The recently developed technique of time‐resolved spectroscopy with phase‐locked optical pulse pairs is further explored with additional experimental data and more detailed comparison to theory. This spectroscopic method is sensitive to the overall phase evolution of an optically prepared nuclear wave packet. The phase locking scheme, demonstrated for the B←X transition of gas phase molecular iodine, is extended through the use of in‐quadrature locked pulses and by examination of the dispersed fluorescence signal. The excited state population following the interaction with both pulses is detected as the resultant two‐field‐dependent fluorescence emission from the B state. The observed signals have periodically recurring features that result from rovibrational wave packet dynamics of the molecule on the excited state electronic potential energy curve. Quantum interference effects cause the magnitude and sign of the periodic features to be strongly modulated. The two‐pulse phase‐locked interferograms are interpreted with first order time‐dependent perturbation theory.
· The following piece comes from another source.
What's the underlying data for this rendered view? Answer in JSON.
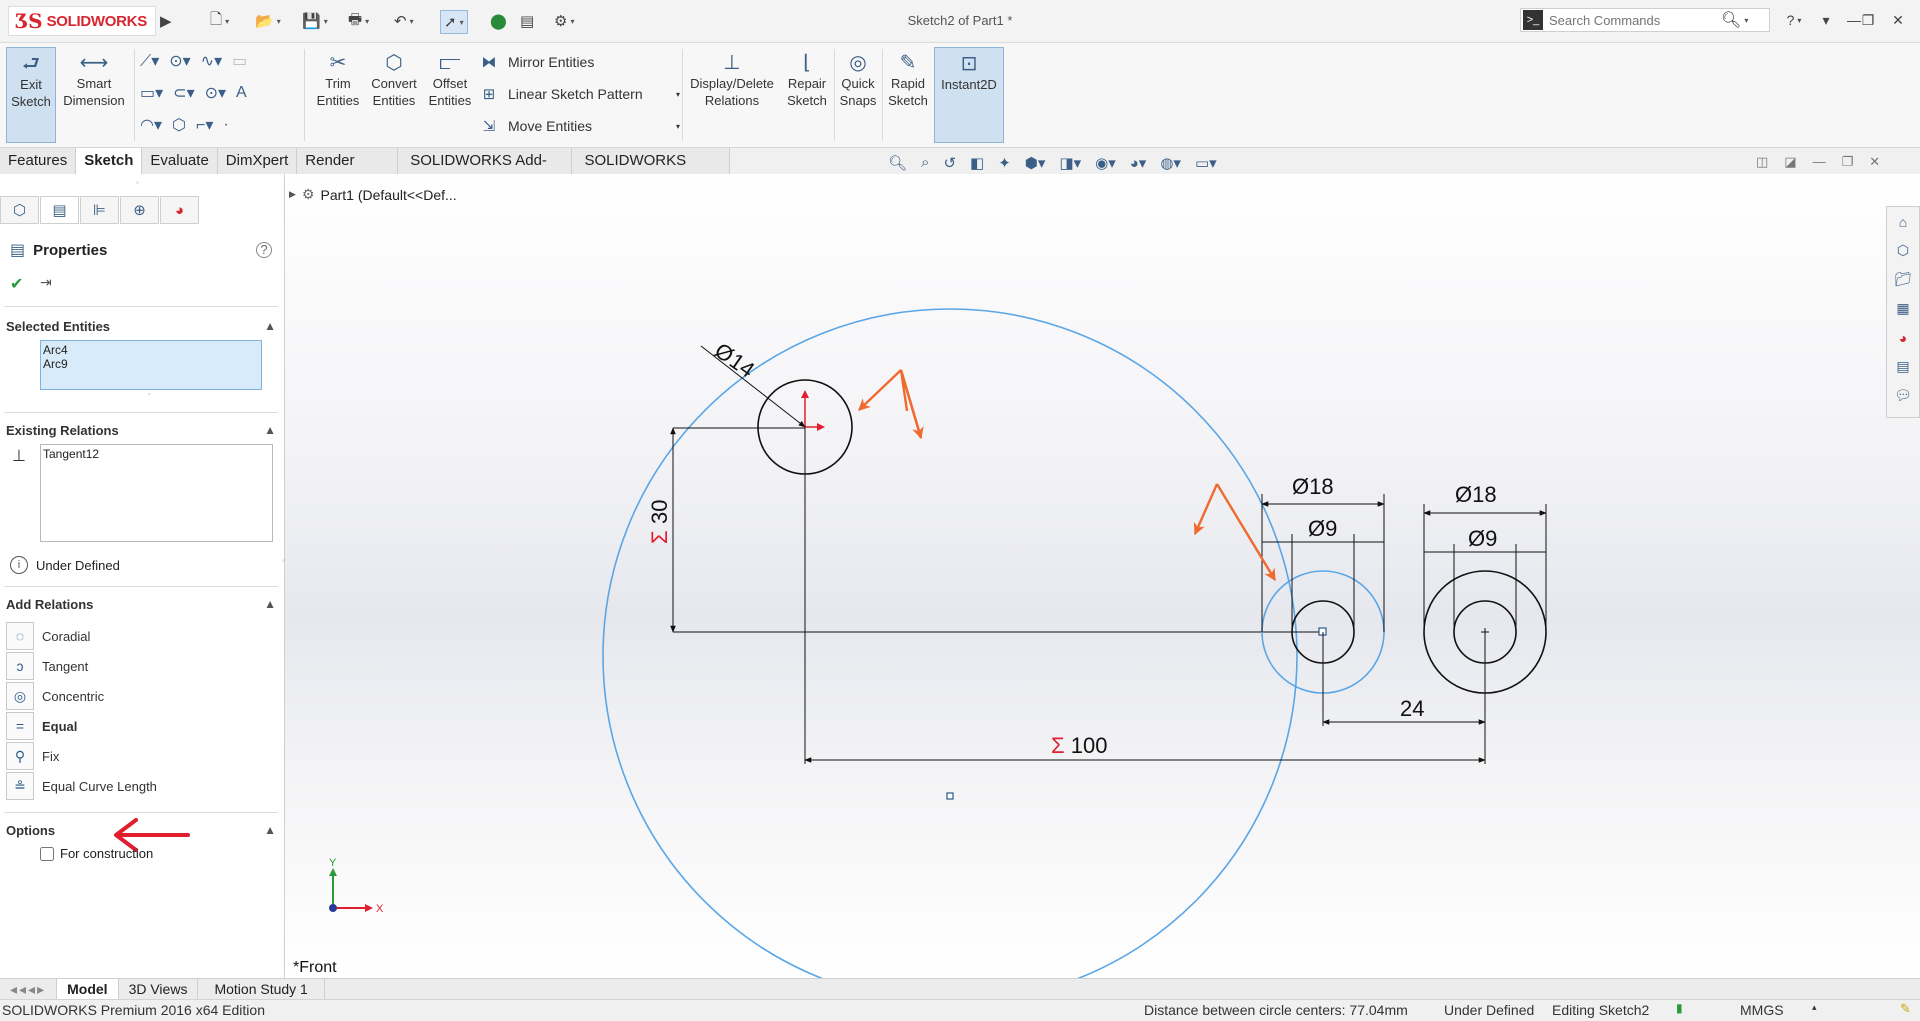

Excellent agreement is found between the experimental interferograms and those calculated from literature values of the parameters governing the electronic, vibrational and rotational structure of I₂. A relationship between the phase‐locked interferograms and the time‐dependent linear susceptibility is obtained. The in‐phase and in‐quadrature phase‐locked interferograms together provide a complete record of the optical free induction decay. Thus by combining the in‐phase and in‐quadrature data, we obtain the contributions to both the absorptive and dispersive linear susceptibilities arising from transitions within the pulse spectrum.